The best digital marketers as I’ve said before, are the best direct marketers. If you found yourself nodding and thinking ‘well that’s obvious’ you’d be surprised how many people miss that point – both on the provider side as well as the client side. The buzzword and acronyms associated with digital marketing can be a bit intimidating. Terms such as DSP, DMP, MSP, SSP and RTB (to note just a few) can make older eyes roll back in their heads. I know how this feels. Yet to have all that talent and experience on the sidelines because of a lack of deep understanding and recent experience in new channels and techniques is such a waste.
Whether companies are in start-up mode (as most are) or around for awhile but in the process of adapting to the rapidly changing e-commerce marketing landscape, consider talking to and working with a direct marketing and even a direct mail expert. Great direct marketers are almost always at ease with math. Why? Because they, (as my partner Nader says), “measure the snot out of everything”. And he’s 100% correct.
What I’ve found in my process of focusing on digital marketing (as direct marketing), is that I regularly employ almost all of the techniques I’ve learned along my path from direct mail.
In return for receiving my endorsement of direct mail professionals, I ask that as a group the question of ‘is direct mail dead’ be dead itself. Direct mail is not coming back to what it once was ever again. Ever. I do like to think that marketing professionals will continue to employ direct mail in appropriate circumstances (I still love the smell of ink on paper as old habits die hard) particularly for B-to-B efforts as well as more expensive consumer products (and those with higher LTV’s). There will be some to point out that overall direct mail is growing year over year as did Bruce Biegel of Winterberry in his annual remarks to the DMCNY this past January. But keep in mind that postage continues to rise and there are more people in the United States every year.

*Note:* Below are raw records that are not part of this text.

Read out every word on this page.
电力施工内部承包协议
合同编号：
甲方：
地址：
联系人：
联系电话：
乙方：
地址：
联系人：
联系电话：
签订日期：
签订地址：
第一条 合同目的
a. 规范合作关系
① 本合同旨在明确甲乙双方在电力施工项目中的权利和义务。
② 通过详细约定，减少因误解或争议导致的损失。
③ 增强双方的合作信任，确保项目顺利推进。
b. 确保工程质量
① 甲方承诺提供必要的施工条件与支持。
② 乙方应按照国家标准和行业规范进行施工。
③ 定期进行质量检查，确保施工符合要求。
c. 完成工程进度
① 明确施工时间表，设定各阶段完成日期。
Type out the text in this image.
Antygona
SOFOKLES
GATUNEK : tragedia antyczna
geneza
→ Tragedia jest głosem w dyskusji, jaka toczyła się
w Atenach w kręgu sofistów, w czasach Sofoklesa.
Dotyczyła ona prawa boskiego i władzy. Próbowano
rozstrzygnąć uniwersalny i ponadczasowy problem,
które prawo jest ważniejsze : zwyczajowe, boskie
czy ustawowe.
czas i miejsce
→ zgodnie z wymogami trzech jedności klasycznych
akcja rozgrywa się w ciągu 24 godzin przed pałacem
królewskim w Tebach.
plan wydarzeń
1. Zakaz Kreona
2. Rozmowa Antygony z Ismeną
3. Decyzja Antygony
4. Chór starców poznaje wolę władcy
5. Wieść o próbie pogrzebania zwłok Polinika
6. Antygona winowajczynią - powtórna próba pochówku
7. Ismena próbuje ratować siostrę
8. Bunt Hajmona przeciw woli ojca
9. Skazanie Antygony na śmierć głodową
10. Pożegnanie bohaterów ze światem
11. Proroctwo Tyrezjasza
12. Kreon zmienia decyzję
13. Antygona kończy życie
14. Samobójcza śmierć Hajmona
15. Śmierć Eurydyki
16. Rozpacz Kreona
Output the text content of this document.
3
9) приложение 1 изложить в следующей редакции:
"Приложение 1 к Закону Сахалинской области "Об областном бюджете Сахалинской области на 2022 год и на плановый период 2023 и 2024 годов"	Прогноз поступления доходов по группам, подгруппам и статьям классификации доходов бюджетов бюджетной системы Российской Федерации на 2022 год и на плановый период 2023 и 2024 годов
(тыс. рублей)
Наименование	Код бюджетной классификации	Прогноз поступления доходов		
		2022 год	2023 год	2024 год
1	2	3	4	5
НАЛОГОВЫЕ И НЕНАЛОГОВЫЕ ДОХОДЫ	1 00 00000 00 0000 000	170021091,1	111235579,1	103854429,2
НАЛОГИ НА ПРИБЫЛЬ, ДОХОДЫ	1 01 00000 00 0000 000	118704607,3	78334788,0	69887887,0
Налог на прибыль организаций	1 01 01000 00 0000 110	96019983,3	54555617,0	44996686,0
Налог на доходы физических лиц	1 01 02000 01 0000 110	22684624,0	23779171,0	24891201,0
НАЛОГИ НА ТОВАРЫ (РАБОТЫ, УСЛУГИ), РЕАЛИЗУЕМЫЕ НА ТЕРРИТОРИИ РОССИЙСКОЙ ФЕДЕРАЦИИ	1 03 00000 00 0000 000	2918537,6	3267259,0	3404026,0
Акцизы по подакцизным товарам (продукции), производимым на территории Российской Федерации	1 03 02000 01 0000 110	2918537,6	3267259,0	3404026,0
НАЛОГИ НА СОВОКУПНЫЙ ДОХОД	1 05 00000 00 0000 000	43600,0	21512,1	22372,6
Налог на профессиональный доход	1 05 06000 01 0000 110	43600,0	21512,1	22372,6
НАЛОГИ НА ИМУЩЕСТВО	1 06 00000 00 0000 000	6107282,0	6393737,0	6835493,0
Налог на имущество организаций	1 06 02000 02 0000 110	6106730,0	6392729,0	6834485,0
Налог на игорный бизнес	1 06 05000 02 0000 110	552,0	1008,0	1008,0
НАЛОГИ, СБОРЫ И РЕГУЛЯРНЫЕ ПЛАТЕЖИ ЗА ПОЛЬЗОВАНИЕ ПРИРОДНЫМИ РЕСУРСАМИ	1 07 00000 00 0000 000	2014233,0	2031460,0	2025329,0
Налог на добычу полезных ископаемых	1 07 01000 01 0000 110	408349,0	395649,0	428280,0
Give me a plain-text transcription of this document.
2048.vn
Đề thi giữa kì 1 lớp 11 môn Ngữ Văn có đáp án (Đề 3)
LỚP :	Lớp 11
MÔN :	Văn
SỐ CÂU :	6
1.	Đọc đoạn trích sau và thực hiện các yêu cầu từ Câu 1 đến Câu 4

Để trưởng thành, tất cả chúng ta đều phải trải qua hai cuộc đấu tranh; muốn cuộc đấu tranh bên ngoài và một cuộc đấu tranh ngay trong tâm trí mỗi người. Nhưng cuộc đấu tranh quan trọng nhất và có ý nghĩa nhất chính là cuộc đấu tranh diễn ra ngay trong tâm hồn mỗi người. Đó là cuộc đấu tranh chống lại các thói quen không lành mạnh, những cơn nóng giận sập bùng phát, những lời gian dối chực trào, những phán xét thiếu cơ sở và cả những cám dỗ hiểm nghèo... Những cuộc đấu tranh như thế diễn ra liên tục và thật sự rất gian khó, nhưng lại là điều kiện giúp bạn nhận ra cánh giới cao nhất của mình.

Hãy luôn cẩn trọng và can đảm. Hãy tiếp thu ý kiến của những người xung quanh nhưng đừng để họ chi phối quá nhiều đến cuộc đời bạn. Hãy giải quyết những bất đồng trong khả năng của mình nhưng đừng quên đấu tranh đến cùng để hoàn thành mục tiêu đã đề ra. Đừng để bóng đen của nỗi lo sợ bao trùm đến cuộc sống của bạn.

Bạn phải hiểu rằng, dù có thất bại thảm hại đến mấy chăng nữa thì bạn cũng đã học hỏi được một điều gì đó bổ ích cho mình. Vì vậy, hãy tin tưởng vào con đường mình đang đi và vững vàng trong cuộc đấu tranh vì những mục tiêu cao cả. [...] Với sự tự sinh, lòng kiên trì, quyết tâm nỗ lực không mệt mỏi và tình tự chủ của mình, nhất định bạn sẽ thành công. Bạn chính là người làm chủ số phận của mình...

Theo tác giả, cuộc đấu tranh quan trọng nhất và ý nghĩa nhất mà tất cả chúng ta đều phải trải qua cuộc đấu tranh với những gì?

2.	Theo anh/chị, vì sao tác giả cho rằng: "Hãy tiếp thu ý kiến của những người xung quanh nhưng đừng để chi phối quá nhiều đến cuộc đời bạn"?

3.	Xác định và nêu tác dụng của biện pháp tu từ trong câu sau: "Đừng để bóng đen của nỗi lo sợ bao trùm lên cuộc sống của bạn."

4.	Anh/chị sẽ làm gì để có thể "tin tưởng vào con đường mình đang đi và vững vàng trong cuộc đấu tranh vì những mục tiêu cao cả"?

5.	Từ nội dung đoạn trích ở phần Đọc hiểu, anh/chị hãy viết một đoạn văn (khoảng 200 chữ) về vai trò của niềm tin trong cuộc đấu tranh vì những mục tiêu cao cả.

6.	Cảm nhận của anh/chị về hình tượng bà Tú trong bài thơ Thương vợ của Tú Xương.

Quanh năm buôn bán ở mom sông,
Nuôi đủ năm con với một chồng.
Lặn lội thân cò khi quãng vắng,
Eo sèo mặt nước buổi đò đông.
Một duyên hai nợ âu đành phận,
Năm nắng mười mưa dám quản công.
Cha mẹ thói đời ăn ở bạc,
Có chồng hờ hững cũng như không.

The days of mass mailings are long since past. Let your guide be the shrinking amount of printers, mailing houses, direct mail list and other service providers as to whether direct mail is somehow going have some sort of renaissance.
Not every business is constructed with the principles of direct marketing at its core. But with so many companies involved or becoming involved in e-commerce it makes good sense to talk with experienced professionals who have a deep understanding of direct marketing.